İlk gece ve ondan sonraki ve ondan sonraki geceler, şiirin beni değiştirmesine, yol göstermesine (belki de sakinleştirmesine) izin verdim. Biliyorum, her yazarın kendiyle, dünyayla, diğer sanat formlarıyla, eserle kurduğu ilişki başka ve şahsidir. Ama yıllar sonra, genç bir öykücüye; şiir okuyup okumadığını sorduğumda “Pek okumam,” cevabını alınca, bunu dehşetle karşılamamın sebebi, şiirin hikaye anlatanlar için bir kılavuzdan, rehberden çok daha fazla oluşunun kaçınılmazlığına iman ediyor oluşumdur.
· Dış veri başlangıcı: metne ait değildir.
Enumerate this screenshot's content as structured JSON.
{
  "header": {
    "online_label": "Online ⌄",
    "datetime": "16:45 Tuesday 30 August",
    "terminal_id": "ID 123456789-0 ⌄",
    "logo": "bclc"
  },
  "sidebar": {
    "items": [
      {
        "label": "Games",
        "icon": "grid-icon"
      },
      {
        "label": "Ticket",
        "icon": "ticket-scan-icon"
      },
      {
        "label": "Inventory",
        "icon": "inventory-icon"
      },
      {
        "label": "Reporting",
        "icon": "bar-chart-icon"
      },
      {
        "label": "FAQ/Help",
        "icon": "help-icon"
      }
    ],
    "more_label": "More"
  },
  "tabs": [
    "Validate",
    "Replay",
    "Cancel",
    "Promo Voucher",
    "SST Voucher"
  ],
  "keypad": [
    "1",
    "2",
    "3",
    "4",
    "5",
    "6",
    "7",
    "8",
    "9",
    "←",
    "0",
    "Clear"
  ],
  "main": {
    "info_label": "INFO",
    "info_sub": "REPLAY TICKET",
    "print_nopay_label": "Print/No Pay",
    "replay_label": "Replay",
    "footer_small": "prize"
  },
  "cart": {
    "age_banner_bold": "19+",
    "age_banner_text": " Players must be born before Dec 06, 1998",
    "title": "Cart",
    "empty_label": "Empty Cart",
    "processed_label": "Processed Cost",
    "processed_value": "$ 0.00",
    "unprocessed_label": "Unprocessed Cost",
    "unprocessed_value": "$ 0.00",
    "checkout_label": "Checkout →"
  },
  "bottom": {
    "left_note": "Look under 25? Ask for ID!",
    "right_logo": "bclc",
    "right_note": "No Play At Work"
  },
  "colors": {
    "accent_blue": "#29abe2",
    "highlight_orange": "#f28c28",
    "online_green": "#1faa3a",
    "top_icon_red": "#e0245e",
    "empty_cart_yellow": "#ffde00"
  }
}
Bizim için şiir, dünyayı görme, anlama, parçalayıp yeniden birleştirme eylemini en yoğun ve doğru şekilde... Haha olmadı. İşte tanımlamaya çalıştığın her seferinde elinden kayıp giden o şey, içinden akan ırmakları hem çağlatan hem de onun seni boğmasına engel olan... Yarım kaldı, bence bu noktada cümleyi yarım bırakma hakkını... Evet kazandım.

Son Söz Yerine

Şimdi 37 yaşımdayım. O soru işareti küçüldü mü? Bulutların benden ne istediğine dair bir fikrim var mı? Dünyanın benden ne beklediğine dair bildiğim, anladığım bir şey? Ne düşünmeliyim? Nereye yönelmeliyim? Ne sormalıyım? Ne söylemeliyim? Elbette soru işareti de benle birlikte büyüdü. Ne şair, şiirler, ne Sezai Karakoç bana cevap verdiler. İyi de aradığımız ne zaman bir cevap oldu ki zaten. Ne Sezai, ne yeryüzünden geçip giden diğer büyük sanatçılar ne de başka yaşama ustaları kendisinden sonrakilere cevaplar vaad etti... Sükunet? Evet. Gayret? Evet. Huzur? Evet. Çaba? Evet. Yeni telaşlar, yeni ve daha büyük dertler, daha büyük sorular? Evet. Sezai Karakoç’tan, bu yolun cevaplar yolu olmadığını, küçük kafeslerin, telle kapatılmış pencerelerin düşünmemiz gereken en son şey olduğunu öğrendiğimi... Bir ulu hoca ve öğretmen ve şair olarak onun hiç olmazsa “bunu bana öğrettiğini” söyleme hakkını... Evet kazandım.